Amerasia Journal
- Discipline: Asian American studies
- Language: English
- Edited by: David K. Yoo

Publication details
- History: 1971-present
- Publisher: Taylor & Francis on behalf of the Asian American Studies Center, University of California, Los Angeles (United States)
- Frequency: Triannually

Standard abbreviations
- ISO 4: Amerasia J.

Indexing
- CODEN: AMEJEZ
- ISSN: 0044-7471 (print) 1075-1300 (web)
- LCCN: 73642728
- OCLC no.: 746947524

Links
- Journal homepage; Journal page at publisher's website; Online access; Online archive;

= Amerasia Journal =

Amerasia Journal is a triannual peer-reviewed academic journal established in 1971 that covers Pacific Islander and Asian American studies. The journal regularly publishes special issues addressing particular themes.

==History==
The Amerasia journal was established by editor-in-chief Lowell Chun-Hoon, publisher Don Nakanishi, and members of the Yale University Asian American Students Association. Chun-Hoon and Nakanishi were both seniors and members of Yale's Class of 1971, and the first issue was released in March of that same year. The journal was moved to the Asian American Studies Center at the University of California, Los Angeles, in July 1971, when Chun-Hoon became a staff member at the center.

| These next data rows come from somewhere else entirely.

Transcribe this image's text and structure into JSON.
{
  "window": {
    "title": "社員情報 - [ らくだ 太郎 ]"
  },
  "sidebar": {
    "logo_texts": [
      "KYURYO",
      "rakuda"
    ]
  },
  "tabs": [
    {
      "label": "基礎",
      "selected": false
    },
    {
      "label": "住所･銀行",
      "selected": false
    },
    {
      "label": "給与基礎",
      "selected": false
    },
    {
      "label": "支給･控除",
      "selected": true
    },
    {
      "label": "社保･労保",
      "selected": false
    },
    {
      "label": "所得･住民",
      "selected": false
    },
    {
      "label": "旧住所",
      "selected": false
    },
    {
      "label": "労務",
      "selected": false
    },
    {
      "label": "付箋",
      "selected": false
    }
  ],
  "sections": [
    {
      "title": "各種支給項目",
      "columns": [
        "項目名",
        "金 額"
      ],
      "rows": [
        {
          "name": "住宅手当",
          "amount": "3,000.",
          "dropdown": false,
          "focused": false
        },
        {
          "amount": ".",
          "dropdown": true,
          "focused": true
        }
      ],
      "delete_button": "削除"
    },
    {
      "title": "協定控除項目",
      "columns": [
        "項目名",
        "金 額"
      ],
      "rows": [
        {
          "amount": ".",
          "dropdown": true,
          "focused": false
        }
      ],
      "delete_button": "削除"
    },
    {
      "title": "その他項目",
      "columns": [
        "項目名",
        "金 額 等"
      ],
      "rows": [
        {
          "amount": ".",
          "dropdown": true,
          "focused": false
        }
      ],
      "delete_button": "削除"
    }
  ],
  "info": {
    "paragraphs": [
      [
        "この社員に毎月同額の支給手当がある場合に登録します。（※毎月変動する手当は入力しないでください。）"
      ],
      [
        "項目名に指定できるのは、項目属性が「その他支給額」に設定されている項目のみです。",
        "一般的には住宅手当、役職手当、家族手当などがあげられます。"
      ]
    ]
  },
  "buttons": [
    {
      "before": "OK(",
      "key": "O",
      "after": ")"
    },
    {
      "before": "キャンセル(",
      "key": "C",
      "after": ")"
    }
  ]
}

The journal was a joint publication of the center and the Yale Asian American Students Association until 1973, when it became solely owned by the center. The current editor-in-chief is David K. Yoo.

According to founding publisher Don T. Nakanishi, the journal "has benefited from and reflected a wide array of profound social changes that have occurred among Asian Americans and Pacific Islanders—be it their unprecedented growth and diversification, or their ever-increasing levels of access, representation, and achievement in American society's institutions and sectors that had long excluded, marginalized, or demonized them."